Goran Adamović

Personal information
- Full name: Goran Adamović
- Date of birth: 24 April 1987 (age 39)
- Place of birth: Valjevo, SFR Yugoslavia
- Height: 1.90 m (6 ft 3 in)
- Position: Centre-back

Team information
- Current team: Mqabba (Manager)

Youth career
- 2002–2003: Red Star Belgrade
- 2003–2004: Partizan

Senior career*
- Years: Team / Apps / (Gls)
- 2004–2006: BSK Borča / 36 / (1)
- 2006–2008: Red Star Belgrade / 1 / (0)
- 2007: → Zemun (loan) / 12 / (0)
- 2008: Novi Sad / 12 / (1)
- 2009–2011: Budućnost Podgorica / 44 / (0)
- 2012–2013: Spartak Subotica / 22 / (0)
- 2013–2014: Ružomberok / 21 / (0)
- 2015: Mladost Podgorica / 10 / (0)
- 2015–2017: Mqabba / 51 / (4)
- 2017–2020: Sliema Wanderers
- 2020–2021: Gudja United / 10 / (0)

International career
- 2005: Serbia and Montenegro U19 / 3 / (0)

Managerial career
- 2021–: Mqabba

= Goran Adamović =

Serbian footballer

Goran Adamović (Горан Адамовић; born 24 April 1987) is a retired Serbian footballer and current manager of Maltese club Mqabba.

==Playing career==
===Club===
Born in Valjevo, SR Serbia, spent his youth career in Red Star Belgrade and FK Partizan. He made his senior debut in 2004 for FK BSK Borča in the Serbian League Belgrade. He joined Red Star on 16 January 2006. The following year, he won the league as well as the Serbian Cup. During the second half of the 2006–07 season, however, he was loaned to FK Zemun.

In summer 2008, he left Red Star and joined FK Novi Sad in the Serbian First League. In January 2009, he moved to Montenegrin club FK Budućnost Podgorica. With Budućnost, he was twice runner-up for the Montenegrin First League title as well as a finalist for the 2009–10 Montenegrin Cup. In summer 2012, he returned to Serbia and joined FK Spartak Subotica.

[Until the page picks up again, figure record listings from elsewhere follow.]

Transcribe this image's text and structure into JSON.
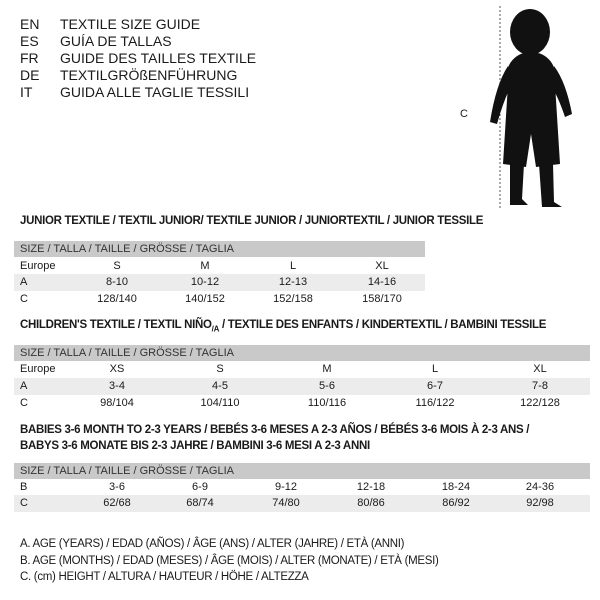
{
  "header": [
    {
      "code": "EN",
      "title": "TEXTILE SIZE GUIDE"
    },
    {
      "code": "ES",
      "title": "GUÍA DE TALLAS"
    },
    {
      "code": "FR",
      "title": "GUIDE DES TAILLES TEXTILE"
    },
    {
      "code": "DE",
      "title": "TEXTILGRÖßENFÜHRUNG"
    },
    {
      "code": "IT",
      "title": "GUIDA ALLE TAGLIE TESSILI"
    }
  ],
  "figure": {
    "label": "C",
    "icon": "child-silhouette-icon"
  },
  "junior": {
    "title": "JUNIOR TEXTILE / TEXTIL JUNIOR/ TEXTILE JUNIOR / JUNIORTEXTIL / JUNIOR TESSILE",
    "size_header": "SIZE / TALLA / TAILLE / GRÖSSE / TAGLIA",
    "rows": [
      {
        "label": "Europe",
        "values": [
          "S",
          "M",
          "L",
          "XL"
        ]
      },
      {
        "label": "A",
        "values": [
          "8-10",
          "10-12",
          "12-13",
          "14-16"
        ]
      },
      {
        "label": "C",
        "values": [
          "128/140",
          "140/152",
          "152/158",
          "158/170"
        ]
      }
    ]
  },
  "children": {
    "title_a": "CHILDREN'S TEXTILE / TEXTIL NIÑO",
    "title_sub": "/A",
    "title_b": " / TEXTILE DES ENFANTS / KINDERTEXTIL / BAMBINI TESSILE",
    "size_header": "SIZE / TALLA / TAILLE / GRÖSSE / TAGLIA",
    "rows": [
      {
        "label": "Europe",
        "values": [
          "XS",
          "S",
          "M",
          "L",
          "XL"
        ]
      },
      {
        "label": "A",
        "values": [
          "3-4",
          "4-5",
          "5-6",
          "6-7",
          "7-8"
        ]
      },
      {
        "label": "C",
        "values": [
          "98/104",
          "104/110",
          "110/116",
          "116/122",
          "122/128"
        ]
      }
    ]
  },
  "babies": {
    "title_line1": "BABIES 3-6 MONTH TO 2-3 YEARS / BEBÉS 3-6 MESES A 2-3 AÑOS / BÉBÉS 3-6 MOIS À 2-3 ANS /",
    "title_line2": "BABYS 3-6 MONATE BIS 2-3 JAHRE / BAMBINI 3-6 MESI A 2-3 ANNI",
    "size_header": "SIZE / TALLA / TAILLE / GRÖSSE / TAGLIA",
    "rows": [
      {
        "label": "B",
        "values": [
          "3-6",
          "6-9",
          "9-12",
          "12-18",
          "18-24",
          "24-36"
        ]
      },
      {
        "label": "C",
        "values": [
          "62/68",
          "68/74",
          "74/80",
          "80/86",
          "86/92",
          "92/98"
        ]
      }
    ]
  },
  "legend": [
    "A. AGE (YEARS) / EDAD (AÑOS) / ÂGE (ANS) / ALTER (JAHRE) / ETÀ (ANNI)",
    "B. AGE (MONTHS) / EDAD (MESES) / ÂGE (MOIS) / ALTER (MONATE) / ETÀ (MESI)",
    "C. (cm) HEIGHT / ALTURA / HAUTEUR / HÖHE / ALTEZZA"
  ]
}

After spells at Mqabba and Sliema, he moved to fellow Maltese team Gudja United in summer 2020.

===International===
In 2005, he was part of the Serbia and Montenegro U19 team.

==Managerial career==
On 8 May 2021, Adamović was appointed manager of his former club - Maltese second tier-side Mqabba - after retiring as a player, signing a deal until the end of the 2021-22 season. In May 2022, he signed an extension for another season.